Peristiwa ini menjadi akhir dari Kerajaan Demak.
B. Kehidupan Ekonomi
Perekonomian
Demak berkembang ke arah perdagangan maritim dan agraria. Ambisi
Kerajaan Demak menjadi negara maritim diwujudkan dengan upayanya merebut
Malaka dari tangan Portugis, namun upaya ini ternyata tidak berhasil.
Perdagangan antara Demak dengan pelabuhan-pelabuhan lain di Nusantara
cukup ramai, Demak berfungsi sebagai pelabuhan transito (penghubung)
daerah penghasil rempah-rempah dan memiliki sumber penghasilan pertanian
yang cukup besar.
Demak dalam
bidang ekonomi, berperan penting karena mempunyai daerah pertanian yang
cukup luas dan sebagai penghasil bahan makanan, terutama beras. Selain
itu, perdagangannya juga maju. Komoditas yang diekspor, antara lain
beras, madu, dan lilin. Barang tersebut diekspor ke Malaka melalui
Pelabuhan Jepara. Dengan demikian, kehidupan ekonomi masyarakat
berkembang lebih baik.
Sebagai
negara maritim, Demak menjalankan fungsinya sebagai penghubung atau
transito antara daerah penghasil rempah-rempah di bagian timur dengan
Malaka, dan dari Malaka kemudian dibawa para pedagang menuju kawasan
Barat. Berkembangnya perekonomian Demak di samping faktor dunia
kemaritiman, juga faktor perdagangan hasil-hasil pertanian.

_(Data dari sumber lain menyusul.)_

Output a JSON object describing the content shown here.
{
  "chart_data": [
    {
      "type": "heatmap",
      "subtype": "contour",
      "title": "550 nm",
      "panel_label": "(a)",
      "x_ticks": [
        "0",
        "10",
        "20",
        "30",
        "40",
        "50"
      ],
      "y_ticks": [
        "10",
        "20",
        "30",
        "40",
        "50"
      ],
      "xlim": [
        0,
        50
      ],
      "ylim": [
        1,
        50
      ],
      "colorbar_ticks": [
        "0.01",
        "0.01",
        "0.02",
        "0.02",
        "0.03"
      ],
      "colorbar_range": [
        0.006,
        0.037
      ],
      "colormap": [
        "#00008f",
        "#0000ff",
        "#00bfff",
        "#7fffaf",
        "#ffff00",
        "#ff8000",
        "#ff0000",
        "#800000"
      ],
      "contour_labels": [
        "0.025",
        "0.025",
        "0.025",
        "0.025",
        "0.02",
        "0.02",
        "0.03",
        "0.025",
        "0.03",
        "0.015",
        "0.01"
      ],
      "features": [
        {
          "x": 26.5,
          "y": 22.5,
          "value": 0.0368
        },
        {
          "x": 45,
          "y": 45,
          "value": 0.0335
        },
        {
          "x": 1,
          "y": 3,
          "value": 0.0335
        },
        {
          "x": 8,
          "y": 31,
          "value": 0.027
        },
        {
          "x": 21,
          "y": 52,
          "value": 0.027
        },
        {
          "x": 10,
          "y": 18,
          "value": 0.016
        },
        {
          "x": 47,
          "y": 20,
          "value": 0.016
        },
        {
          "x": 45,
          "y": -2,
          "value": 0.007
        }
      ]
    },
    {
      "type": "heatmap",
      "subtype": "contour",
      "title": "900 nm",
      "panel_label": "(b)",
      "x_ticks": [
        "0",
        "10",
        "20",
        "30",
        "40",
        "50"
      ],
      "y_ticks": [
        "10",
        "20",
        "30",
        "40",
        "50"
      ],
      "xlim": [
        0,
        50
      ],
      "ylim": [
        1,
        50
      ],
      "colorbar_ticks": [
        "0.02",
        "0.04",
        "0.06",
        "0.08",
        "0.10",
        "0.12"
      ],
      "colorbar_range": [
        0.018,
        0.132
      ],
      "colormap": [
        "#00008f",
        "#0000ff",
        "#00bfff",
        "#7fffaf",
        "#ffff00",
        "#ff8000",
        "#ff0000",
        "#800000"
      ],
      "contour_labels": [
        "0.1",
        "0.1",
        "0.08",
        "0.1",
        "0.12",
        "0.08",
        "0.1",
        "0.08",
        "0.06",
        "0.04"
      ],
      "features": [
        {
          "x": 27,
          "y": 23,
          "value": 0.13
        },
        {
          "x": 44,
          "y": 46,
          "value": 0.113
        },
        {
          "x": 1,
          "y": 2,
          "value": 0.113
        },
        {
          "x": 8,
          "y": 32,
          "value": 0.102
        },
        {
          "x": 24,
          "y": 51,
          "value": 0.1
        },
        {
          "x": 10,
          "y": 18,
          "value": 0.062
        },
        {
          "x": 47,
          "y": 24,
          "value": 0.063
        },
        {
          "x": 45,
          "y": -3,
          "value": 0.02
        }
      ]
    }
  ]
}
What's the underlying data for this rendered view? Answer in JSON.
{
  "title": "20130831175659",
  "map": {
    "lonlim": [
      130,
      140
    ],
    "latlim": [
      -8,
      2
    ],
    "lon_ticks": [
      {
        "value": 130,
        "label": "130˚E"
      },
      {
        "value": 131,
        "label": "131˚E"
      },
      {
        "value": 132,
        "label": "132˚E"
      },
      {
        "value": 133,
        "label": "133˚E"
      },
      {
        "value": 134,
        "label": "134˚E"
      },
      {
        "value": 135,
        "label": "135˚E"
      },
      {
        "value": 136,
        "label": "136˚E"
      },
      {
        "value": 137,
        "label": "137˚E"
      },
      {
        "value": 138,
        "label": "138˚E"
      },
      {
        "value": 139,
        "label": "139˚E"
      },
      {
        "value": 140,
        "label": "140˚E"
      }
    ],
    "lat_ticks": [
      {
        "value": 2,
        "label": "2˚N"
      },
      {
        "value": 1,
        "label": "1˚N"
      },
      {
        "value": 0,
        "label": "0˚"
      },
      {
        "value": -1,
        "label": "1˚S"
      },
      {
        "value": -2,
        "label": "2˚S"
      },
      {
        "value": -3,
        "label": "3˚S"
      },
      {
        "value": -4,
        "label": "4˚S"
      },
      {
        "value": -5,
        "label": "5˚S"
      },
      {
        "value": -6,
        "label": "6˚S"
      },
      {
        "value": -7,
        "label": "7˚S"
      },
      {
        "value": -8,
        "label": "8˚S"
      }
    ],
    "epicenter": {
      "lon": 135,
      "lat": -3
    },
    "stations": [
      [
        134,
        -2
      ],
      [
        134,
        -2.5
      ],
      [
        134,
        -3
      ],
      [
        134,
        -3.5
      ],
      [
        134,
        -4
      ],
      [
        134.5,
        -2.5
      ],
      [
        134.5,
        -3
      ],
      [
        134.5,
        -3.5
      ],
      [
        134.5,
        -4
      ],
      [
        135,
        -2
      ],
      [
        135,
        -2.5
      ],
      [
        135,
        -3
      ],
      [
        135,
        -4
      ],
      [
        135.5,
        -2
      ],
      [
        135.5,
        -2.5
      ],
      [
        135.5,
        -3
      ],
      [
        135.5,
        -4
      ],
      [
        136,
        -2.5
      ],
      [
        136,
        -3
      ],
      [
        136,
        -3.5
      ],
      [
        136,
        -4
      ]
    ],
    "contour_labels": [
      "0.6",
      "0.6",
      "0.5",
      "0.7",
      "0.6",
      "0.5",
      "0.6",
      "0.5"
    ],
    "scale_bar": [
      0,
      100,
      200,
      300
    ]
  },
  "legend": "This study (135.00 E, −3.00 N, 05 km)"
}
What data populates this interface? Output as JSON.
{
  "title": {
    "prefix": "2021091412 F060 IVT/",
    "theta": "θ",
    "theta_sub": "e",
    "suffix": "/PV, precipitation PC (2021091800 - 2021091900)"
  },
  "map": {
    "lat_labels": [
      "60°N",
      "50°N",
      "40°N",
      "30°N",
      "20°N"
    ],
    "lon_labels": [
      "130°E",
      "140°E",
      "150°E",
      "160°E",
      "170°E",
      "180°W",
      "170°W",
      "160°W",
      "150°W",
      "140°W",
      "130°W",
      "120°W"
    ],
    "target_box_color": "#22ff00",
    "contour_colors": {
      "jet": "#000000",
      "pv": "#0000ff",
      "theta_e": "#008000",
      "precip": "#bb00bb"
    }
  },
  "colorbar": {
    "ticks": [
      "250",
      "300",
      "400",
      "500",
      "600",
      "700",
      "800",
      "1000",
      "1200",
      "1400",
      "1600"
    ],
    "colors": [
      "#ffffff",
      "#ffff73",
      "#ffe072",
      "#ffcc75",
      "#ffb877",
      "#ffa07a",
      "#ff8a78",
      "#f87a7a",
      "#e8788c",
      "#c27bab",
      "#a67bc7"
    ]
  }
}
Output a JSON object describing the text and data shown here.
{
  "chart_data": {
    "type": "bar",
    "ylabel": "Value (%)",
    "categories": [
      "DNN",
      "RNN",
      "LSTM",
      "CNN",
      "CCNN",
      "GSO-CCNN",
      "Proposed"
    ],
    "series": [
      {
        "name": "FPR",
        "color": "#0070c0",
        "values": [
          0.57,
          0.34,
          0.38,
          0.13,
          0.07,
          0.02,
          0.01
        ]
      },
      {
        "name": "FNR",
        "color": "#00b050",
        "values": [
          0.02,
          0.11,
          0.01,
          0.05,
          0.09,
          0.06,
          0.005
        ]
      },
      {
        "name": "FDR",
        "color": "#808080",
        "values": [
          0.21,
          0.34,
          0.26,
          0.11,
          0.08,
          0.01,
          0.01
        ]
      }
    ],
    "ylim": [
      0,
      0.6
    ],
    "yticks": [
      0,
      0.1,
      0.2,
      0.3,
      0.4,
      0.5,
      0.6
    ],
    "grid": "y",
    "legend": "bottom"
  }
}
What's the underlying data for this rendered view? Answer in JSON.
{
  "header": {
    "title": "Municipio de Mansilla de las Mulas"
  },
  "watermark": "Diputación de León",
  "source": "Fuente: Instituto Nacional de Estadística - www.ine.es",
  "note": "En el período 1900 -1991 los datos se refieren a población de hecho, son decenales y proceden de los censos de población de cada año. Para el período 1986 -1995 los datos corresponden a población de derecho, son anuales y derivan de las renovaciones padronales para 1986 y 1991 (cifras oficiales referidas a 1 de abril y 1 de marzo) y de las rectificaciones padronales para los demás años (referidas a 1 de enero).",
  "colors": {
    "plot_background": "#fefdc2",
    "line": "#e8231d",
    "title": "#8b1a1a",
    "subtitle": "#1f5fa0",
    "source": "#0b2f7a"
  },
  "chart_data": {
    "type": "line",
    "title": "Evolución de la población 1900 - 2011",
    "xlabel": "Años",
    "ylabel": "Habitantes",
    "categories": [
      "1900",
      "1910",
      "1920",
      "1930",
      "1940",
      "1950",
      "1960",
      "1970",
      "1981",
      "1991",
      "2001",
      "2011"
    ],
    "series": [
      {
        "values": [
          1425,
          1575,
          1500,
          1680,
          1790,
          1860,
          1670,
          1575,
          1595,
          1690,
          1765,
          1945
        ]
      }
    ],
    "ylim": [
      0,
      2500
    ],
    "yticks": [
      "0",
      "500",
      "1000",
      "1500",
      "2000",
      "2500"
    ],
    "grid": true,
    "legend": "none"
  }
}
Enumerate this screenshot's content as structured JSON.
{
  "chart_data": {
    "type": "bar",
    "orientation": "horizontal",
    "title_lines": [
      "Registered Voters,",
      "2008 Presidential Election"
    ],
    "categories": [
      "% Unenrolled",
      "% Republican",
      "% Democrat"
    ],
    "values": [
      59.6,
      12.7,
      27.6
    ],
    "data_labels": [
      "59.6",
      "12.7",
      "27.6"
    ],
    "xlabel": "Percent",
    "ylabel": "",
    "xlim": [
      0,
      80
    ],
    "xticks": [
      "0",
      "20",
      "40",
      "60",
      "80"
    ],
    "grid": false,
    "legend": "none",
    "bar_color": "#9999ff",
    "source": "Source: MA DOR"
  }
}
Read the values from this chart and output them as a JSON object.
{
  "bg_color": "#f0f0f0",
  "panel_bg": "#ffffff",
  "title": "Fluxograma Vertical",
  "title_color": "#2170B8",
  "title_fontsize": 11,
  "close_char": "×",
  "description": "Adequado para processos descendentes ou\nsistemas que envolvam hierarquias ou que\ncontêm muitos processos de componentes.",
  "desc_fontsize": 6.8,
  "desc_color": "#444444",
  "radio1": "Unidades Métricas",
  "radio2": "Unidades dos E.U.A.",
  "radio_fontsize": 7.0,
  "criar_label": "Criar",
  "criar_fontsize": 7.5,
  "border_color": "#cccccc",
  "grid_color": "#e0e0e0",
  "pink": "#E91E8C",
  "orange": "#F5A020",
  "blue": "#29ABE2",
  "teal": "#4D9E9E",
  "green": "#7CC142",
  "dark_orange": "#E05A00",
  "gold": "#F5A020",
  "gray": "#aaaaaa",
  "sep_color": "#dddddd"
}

C. Kehidupan Sosial-budaya
Kehidupan
sosial masyarakat Kerajaan Demak telah berjalan teratur. Pemerintahan
diatur dengan hukum Islam. Akan tetapi, norma-norma atau tradisi-tradisi
lama tidak ditinggalkan begitu saja.
Hasil
kebudayaan Kerajaan Demak merupakan kebudayaan yang berkaitan dengan
Islam. Hasil kebudayaannya yang cukup terkenal dan sampai sekarang masih
tetap berdiri adalah Masjid Agung Demak. Masjid itu merupakan lambang
kebesaran Demak sebagai kerajaan Islam. Masjid Agung Demak selain kaya
dengan ukir-ukiran bercirikan Islam juga memiliki keistimewaan, yaitu
salah satu tiangnya dibuat dari kumpulan sisa-sisa kayu bekas
pembangunan masjid itu sendiri yang disatukan (tatal).
Selain
Masjid Agung Demak, Sunan Kalijaga salah seorang dari Wali Sanga juga
meletakkan dasar-dasar perayaan Sekaten pada masa Kerajaan Demak.
Perayaan itu digunakan oleh Sunan Kalijaga untuk menarik minat
masyarakat agar masuk Islam. Sekaten ini kemudian menjadi tradisi atau
kebudayaan yang terus dipelihara sampai sekarang.